Of importance, ARPA does not require multiemployer pension plans receiving financial assistance to repay the PBGC for any amount of the financial assistance payment; however, plans may use the financial assistance payments only for such things as benefit payments and plan expenses.
As explicitly directed by ARPA, the PBGC must publish regulations or guidance regarding the law by July 9, 2021 (i.e., within 120 days of ARPA’s March 11, 2021 enactment), to establish conditions plans must meet to receive financial assistance payments. These may include, for example, conditions relating to increases in future accrual rates and any retroactive benefit improvements, allocation of plan assets, reductions in employer contribution rates, diversion of contributions to, and allocation of expenses to, other benefit plans, and withdrawal liability. In addition, the PBGC may require repayment of some or all of the financial assistance payments, if a plan fails to satisfy the required conditions.
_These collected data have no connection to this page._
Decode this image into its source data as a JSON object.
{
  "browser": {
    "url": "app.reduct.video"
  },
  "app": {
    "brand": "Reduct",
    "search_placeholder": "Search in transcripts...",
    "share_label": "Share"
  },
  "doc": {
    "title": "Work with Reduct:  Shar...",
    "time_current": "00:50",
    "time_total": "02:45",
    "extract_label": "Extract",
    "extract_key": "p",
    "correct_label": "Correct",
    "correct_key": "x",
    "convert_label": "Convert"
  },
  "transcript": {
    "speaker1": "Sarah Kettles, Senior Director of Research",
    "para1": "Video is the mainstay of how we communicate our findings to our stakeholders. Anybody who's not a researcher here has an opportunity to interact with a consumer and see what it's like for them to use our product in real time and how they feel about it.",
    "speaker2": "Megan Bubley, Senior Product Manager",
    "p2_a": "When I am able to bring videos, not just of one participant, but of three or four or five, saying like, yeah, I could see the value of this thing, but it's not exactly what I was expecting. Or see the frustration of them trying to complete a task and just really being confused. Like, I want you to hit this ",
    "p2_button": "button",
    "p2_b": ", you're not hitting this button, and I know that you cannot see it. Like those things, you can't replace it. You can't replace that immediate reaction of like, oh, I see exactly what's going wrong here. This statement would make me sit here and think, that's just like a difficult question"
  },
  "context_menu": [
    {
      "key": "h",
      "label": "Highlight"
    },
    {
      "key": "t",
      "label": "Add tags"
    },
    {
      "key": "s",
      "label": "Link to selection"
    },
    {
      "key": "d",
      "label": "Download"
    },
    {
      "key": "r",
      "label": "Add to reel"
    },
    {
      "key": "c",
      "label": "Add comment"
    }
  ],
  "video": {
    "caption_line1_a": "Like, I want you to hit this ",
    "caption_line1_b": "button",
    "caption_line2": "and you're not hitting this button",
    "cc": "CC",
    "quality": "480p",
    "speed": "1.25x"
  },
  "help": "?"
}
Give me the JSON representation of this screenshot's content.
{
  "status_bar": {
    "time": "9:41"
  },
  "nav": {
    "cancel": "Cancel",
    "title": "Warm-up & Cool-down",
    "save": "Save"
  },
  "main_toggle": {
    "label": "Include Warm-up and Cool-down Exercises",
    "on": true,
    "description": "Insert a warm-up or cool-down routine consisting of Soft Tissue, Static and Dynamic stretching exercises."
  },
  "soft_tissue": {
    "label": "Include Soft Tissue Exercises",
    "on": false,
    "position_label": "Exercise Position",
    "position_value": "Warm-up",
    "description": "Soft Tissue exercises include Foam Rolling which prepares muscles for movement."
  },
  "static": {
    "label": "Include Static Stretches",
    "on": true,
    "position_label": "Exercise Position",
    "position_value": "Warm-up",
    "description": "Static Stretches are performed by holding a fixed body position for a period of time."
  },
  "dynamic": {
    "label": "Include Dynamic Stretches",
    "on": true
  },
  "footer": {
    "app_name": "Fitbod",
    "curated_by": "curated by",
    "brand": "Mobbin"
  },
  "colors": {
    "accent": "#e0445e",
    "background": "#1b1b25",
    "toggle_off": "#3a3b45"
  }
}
ARPA’s Impact on Employers
ARPA’s primary impact on employers is to call their attention to anticipated regulatory developments and potential changes in plans’ policies resulting from plan elections allowed by ARPA discussed earlier in this article. As previously stated, Congress has directed the PBGC to issue “regulations or guidance” over the coming months, and more clarity on the potential impact of ARPA on multiemployer pension plans and employers is expected. In the meantime, employers that are contributing to a multiemployer pension plan that elects one or more elements of ARPA’s funding relief should monitor possible changes in the plan’s policies affecting employer contributions. Similarly, employers that are contemplating withdrawal from a plan that elects one or more elements of ARPA’s funding relief, or that receives financial assistance under ARPA, should also monitor the directions of ARPA rulemaking and guidance, and the effect they may have on how the plan deals with employers that are withdrawing from the plan and on withdrawal liability calculations.